Une stratégie simple et directe de recrutement a été la clé de son succès et déterminera l’histoire de l’espionnage du XXe siècle. Les jeunes progressistes des grandes écoles – en particulier à Oxford et à Cambridge – attirent toute son attention. En effet, il s’agit d’un cadre idéal pour se rapprocher de ces esprits encore malléables, avant qu'ils ne commencent une carrière professionnelle, et il les pousse à entrer dans les corridors du pouvoir suprême de l’empire britannique.
"A nous de fabriquer à chacun une nouvelle personnalité politique non communiste"
"Le mouvement communiste , arguait-il, s'est largement répandu dans ces universités où le renouvellement des étudiants est permanent. Par conséquent, soustraire des communistes au parti passera inaperçu aussi bien vis-à-vis du parti que de l'extérieur. Les gens ont la mémoire courte. Si d'aventure quelqu'un venait à se rappeler leur passé communiste, cela sera mis au compte d'une lubie de jeunesse, surtout pour les fils de bourgeois. A nous de fabriquer à chacun une nouvelle personnalité politique non communiste. "

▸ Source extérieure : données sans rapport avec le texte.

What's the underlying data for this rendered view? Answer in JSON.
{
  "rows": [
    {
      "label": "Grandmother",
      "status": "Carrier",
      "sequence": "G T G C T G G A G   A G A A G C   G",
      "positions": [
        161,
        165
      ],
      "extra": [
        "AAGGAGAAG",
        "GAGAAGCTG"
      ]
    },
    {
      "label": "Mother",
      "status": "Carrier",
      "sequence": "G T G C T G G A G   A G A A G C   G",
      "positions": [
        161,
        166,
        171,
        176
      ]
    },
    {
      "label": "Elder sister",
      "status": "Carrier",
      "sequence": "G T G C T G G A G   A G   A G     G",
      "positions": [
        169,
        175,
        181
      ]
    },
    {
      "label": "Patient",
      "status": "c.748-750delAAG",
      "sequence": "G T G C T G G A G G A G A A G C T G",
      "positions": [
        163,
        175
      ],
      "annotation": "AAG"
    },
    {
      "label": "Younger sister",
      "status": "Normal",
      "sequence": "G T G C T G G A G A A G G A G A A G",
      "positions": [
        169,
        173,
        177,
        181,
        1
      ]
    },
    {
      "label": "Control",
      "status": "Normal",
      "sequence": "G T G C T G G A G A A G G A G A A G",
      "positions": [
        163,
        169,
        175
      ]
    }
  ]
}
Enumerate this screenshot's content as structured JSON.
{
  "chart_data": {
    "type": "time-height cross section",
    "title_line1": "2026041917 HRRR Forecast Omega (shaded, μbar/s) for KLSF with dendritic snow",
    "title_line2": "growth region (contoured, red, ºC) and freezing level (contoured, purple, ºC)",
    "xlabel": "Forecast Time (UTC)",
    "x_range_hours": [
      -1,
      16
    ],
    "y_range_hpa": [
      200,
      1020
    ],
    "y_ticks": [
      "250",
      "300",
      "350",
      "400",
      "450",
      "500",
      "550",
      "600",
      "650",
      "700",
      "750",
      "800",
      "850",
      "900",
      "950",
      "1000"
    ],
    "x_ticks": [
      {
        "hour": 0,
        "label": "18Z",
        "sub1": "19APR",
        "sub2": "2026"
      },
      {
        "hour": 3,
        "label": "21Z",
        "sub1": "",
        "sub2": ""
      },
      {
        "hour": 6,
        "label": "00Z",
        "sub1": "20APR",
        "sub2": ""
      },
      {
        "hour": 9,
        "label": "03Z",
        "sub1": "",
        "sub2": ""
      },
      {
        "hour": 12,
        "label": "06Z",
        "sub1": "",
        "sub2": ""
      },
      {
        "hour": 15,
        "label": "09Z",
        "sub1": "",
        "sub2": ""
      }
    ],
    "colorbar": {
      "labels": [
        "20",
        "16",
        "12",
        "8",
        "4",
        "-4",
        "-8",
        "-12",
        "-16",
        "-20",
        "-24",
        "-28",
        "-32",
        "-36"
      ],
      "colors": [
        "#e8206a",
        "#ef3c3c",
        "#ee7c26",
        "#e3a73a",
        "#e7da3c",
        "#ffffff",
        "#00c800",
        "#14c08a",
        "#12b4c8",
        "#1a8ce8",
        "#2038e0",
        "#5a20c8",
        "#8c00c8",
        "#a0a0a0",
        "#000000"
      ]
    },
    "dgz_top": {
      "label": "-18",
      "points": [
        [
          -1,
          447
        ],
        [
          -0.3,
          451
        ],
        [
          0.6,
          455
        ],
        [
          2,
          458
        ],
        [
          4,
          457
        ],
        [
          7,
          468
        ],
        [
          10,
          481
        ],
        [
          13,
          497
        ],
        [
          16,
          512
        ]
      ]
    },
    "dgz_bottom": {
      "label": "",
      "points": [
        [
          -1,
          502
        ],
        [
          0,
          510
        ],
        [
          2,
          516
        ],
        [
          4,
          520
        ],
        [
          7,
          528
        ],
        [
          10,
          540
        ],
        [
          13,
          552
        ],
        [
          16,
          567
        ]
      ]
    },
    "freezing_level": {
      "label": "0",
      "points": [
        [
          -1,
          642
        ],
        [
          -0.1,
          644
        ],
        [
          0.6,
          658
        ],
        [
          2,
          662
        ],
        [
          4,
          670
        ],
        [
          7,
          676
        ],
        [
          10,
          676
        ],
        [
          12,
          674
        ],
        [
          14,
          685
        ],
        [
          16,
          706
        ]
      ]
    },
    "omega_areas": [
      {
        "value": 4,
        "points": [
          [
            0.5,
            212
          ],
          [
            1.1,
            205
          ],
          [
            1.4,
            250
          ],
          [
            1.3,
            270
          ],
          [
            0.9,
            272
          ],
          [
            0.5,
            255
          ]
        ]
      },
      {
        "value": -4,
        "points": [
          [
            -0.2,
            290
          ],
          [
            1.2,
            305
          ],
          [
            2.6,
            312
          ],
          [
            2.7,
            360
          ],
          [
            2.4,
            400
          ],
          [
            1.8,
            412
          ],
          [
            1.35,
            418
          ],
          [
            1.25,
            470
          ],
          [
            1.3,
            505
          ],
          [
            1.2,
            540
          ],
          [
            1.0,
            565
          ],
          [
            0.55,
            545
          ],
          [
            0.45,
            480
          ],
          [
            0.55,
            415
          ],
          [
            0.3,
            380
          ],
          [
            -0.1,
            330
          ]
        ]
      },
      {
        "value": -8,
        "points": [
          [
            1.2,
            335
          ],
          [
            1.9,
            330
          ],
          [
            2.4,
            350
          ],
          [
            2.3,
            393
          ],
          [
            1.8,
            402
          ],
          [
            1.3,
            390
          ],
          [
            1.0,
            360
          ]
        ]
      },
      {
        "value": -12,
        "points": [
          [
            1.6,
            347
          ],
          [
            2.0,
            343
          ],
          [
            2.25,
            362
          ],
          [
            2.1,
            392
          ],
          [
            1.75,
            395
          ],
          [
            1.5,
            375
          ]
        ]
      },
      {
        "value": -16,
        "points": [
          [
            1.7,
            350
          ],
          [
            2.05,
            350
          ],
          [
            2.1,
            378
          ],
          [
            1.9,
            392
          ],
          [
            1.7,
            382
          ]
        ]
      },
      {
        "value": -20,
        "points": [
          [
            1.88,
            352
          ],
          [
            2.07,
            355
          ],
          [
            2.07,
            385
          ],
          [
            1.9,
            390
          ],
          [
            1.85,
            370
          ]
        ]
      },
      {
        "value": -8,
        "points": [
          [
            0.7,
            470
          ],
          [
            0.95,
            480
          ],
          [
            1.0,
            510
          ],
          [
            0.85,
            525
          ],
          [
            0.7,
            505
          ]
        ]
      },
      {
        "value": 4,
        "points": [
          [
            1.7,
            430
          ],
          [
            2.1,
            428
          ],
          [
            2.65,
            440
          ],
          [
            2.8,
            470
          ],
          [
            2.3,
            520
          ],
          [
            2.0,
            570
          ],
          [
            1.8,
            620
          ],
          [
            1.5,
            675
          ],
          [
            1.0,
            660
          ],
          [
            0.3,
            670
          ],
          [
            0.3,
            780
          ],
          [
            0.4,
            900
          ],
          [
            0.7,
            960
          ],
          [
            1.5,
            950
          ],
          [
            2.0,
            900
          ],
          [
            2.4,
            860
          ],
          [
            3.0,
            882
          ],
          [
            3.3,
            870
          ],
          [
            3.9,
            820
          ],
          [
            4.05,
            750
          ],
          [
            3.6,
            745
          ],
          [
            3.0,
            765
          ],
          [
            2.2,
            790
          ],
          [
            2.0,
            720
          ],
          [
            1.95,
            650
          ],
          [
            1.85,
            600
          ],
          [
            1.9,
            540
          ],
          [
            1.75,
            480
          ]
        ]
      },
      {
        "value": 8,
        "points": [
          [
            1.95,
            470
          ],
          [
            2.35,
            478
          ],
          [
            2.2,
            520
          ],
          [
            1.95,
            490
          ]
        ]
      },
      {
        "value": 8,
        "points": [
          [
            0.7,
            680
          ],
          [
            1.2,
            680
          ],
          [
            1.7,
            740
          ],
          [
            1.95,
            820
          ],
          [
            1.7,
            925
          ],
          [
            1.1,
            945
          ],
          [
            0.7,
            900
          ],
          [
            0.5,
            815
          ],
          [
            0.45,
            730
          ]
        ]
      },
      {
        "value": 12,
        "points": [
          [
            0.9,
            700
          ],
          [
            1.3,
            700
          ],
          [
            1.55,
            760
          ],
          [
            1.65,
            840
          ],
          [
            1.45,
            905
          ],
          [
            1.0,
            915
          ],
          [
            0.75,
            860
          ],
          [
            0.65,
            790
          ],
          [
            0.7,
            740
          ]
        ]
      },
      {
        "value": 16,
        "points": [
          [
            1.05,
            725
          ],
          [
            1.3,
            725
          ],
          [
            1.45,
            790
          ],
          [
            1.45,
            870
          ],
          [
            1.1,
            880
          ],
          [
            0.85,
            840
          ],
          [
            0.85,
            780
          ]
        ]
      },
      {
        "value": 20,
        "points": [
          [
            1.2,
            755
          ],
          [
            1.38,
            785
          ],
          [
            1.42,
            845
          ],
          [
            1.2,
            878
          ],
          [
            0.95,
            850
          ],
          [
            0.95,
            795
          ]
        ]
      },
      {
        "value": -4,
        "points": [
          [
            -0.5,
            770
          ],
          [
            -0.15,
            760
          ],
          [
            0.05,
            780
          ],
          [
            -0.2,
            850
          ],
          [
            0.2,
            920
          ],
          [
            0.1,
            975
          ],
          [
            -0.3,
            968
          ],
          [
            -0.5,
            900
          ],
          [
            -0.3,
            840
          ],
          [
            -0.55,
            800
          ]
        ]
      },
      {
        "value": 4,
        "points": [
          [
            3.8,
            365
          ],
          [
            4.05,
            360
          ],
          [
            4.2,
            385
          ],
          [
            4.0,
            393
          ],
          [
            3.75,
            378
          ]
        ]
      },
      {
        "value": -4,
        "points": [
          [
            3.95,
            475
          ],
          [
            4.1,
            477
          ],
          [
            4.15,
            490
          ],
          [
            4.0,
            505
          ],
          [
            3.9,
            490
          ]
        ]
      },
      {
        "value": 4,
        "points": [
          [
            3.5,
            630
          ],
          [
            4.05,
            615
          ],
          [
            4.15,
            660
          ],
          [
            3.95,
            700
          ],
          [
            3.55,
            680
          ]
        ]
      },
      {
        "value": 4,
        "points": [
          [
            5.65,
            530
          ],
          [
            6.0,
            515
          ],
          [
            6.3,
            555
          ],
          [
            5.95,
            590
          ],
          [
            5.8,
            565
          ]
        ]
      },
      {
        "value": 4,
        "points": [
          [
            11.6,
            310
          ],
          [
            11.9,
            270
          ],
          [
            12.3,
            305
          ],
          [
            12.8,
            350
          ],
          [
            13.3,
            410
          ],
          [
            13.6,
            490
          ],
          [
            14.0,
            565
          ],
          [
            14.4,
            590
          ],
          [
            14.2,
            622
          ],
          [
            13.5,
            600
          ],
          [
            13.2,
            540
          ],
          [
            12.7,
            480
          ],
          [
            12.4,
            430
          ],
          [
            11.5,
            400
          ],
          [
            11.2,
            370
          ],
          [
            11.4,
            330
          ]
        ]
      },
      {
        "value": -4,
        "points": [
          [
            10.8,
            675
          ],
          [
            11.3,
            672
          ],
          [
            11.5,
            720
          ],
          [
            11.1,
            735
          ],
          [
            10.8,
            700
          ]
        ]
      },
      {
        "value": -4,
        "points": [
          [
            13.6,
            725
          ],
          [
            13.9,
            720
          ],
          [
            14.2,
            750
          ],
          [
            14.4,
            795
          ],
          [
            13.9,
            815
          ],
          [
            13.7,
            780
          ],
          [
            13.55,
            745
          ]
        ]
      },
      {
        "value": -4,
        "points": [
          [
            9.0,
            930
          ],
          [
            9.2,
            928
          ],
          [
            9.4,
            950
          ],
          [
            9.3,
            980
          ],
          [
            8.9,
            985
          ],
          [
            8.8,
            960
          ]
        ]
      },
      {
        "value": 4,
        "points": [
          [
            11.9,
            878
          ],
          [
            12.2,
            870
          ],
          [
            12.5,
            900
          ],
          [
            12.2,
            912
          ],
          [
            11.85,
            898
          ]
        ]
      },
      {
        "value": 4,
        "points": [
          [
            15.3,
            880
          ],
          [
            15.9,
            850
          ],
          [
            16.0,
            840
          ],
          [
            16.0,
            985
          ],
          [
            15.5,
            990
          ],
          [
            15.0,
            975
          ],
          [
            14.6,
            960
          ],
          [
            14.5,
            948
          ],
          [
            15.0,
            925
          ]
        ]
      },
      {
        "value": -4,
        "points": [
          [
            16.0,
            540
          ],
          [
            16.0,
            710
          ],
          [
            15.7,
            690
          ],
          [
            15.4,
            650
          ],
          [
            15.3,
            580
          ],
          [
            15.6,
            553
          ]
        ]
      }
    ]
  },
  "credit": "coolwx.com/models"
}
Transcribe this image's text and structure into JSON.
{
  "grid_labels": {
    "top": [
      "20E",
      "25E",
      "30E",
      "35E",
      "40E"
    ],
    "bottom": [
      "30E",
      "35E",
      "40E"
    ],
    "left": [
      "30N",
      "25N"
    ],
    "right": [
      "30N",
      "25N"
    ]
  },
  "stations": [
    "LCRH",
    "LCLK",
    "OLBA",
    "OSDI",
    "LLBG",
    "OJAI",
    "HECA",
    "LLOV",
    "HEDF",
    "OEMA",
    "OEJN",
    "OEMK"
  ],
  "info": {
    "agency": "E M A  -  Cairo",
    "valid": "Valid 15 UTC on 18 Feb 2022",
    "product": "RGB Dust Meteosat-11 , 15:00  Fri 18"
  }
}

Parmi les recrues d’Arnold Deutsch, cinq jeunes diplômés de Cambridge feront partie des espions les plus connus du XXe siècle : Anthony Blunt, Guy Burgess, John Cairncross, Donald Mac Lean et Kim Philby, rebaptisés "The Magnificent Five" (Les cinq de Cambridge), qui ont formé le groupe le plus célèbre des recrues du Kremlin.